Friday, February 15, 2008

Operation Puerto 'shattered me', admits shamed Basso


Italian Ivan Basso, the sole cyclist to have been sanctioned in the initial stages of the Operation Puerto blood-doping affair, said the inquiry had left him "shattered."

Speaking after Thursday's reopening of Operation Puerto, Basso told El Pais newspaper in Madrid that the two-year ban he received had left him marooned.

"I'm in a sort of hell at the moment: alone, abandoned by everyone and working on in silence," the 30-year-old said. "I made an error, I must pay for that and come back with my head held high," he said, adding that he would try to continue cycling professionally until he was 36 or 37.

The 2006 Tour of Italy winner was suspended for two years in June 2007 by the Italian Cycling Federation for his involvement in the Puerto affair.

Dozens of other cyclists - including Spaniards Alejandro Valverde and Tour de France winner Alberto Contador - have in the past been linked to the controversy.

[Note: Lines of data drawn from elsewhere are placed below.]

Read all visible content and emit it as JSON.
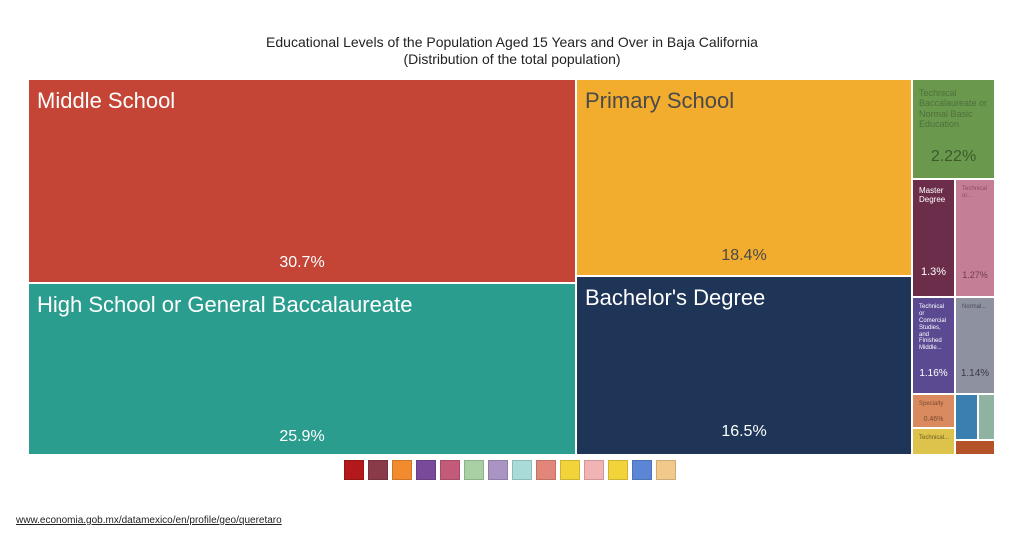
{
  "title": "Educational Levels of the Population Aged 15 Years and Over in Baja California",
  "subtitle": "(Distribution of the total population)",
  "source": "www.economia.gob.mx/datamexico/en/profile/geo/queretaro",
  "chart_data": {
    "type": "treemap",
    "unit": "%",
    "items": [
      {
        "label": "Middle School",
        "value_label": "30.7%",
        "value": 30.7,
        "color": "#c44536"
      },
      {
        "label": "High School or General Baccalaureate",
        "value_label": "25.9%",
        "value": 25.9,
        "color": "#2a9d8f"
      },
      {
        "label": "Primary School",
        "value_label": "18.4%",
        "value": 18.4,
        "color": "#f2ac2e"
      },
      {
        "label": "Bachelor's Degree",
        "value_label": "16.5%",
        "value": 16.5,
        "color": "#1e3557"
      },
      {
        "label": "Technical Baccalaureate or Normal Basic Education",
        "value_label": "2.22%",
        "value": 2.22,
        "color": "#6a994e"
      },
      {
        "label": "Master Degree",
        "value_label": "1.3%",
        "value": 1.3,
        "color": "#6b2d4a"
      },
      {
        "label": "Technical or...",
        "value_label": "1.27%",
        "value": 1.27,
        "color": "#c47f97"
      },
      {
        "label": "Technical or Comercial Studies, and Finished Middle...",
        "value_label": "1.16%",
        "value": 1.16,
        "color": "#5b4a91"
      },
      {
        "label": "Normal...",
        "value_label": "1.14%",
        "value": 1.14,
        "color": "#8e91a0"
      },
      {
        "label": "Specialty",
        "value_label": "0.46%",
        "value": 0.46,
        "color": "#d98a5f"
      },
      {
        "label": "Technical...",
        "value_label": "",
        "value": 0.3,
        "color": "#ddc24b"
      },
      {
        "label": "",
        "value_label": "",
        "value": 0.25,
        "color": "#3a7fb0"
      },
      {
        "label": "",
        "value_label": "",
        "value": 0.2,
        "color": "#8fb3a0"
      },
      {
        "label": "",
        "value_label": "",
        "value": 0.15,
        "color": "#b5522a"
      }
    ]
  },
  "legend": {
    "swatches": [
      "#b3191b",
      "#8b3a4a",
      "#f28a2e",
      "#7a4a9a",
      "#c45a7a",
      "#a9cfa5",
      "#a994c4",
      "#a9dcd8",
      "#e2867a",
      "#f2d43a",
      "#f2b3b5",
      "#f2d43a",
      "#5b86d6",
      "#f2c98a"
    ]
  }
}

Operation Puerto initially erupted in May 2006 after a raid on the Madrid laboratory of Dr Eufemiano Fuentes uncovered doping products, bags of blood and codenames which appeared to link top athletes to a highly-organised system of doping via blood transfusions. But the case was closed in March 2007 because there did not exist in Spain a law which punished behaviour related to doping.

Since then, this gap in the legal system has been filled by a new law dated November 21 last year designed to protect health and fight against doping in sport.

A source linked to the Spanish government told AFP on Thursday that Madrid prosecutors claimed there could be new evidence on possible discrepancies concerning the obtaining, transport, preservation and identification of bags of blood seized during the inquiry.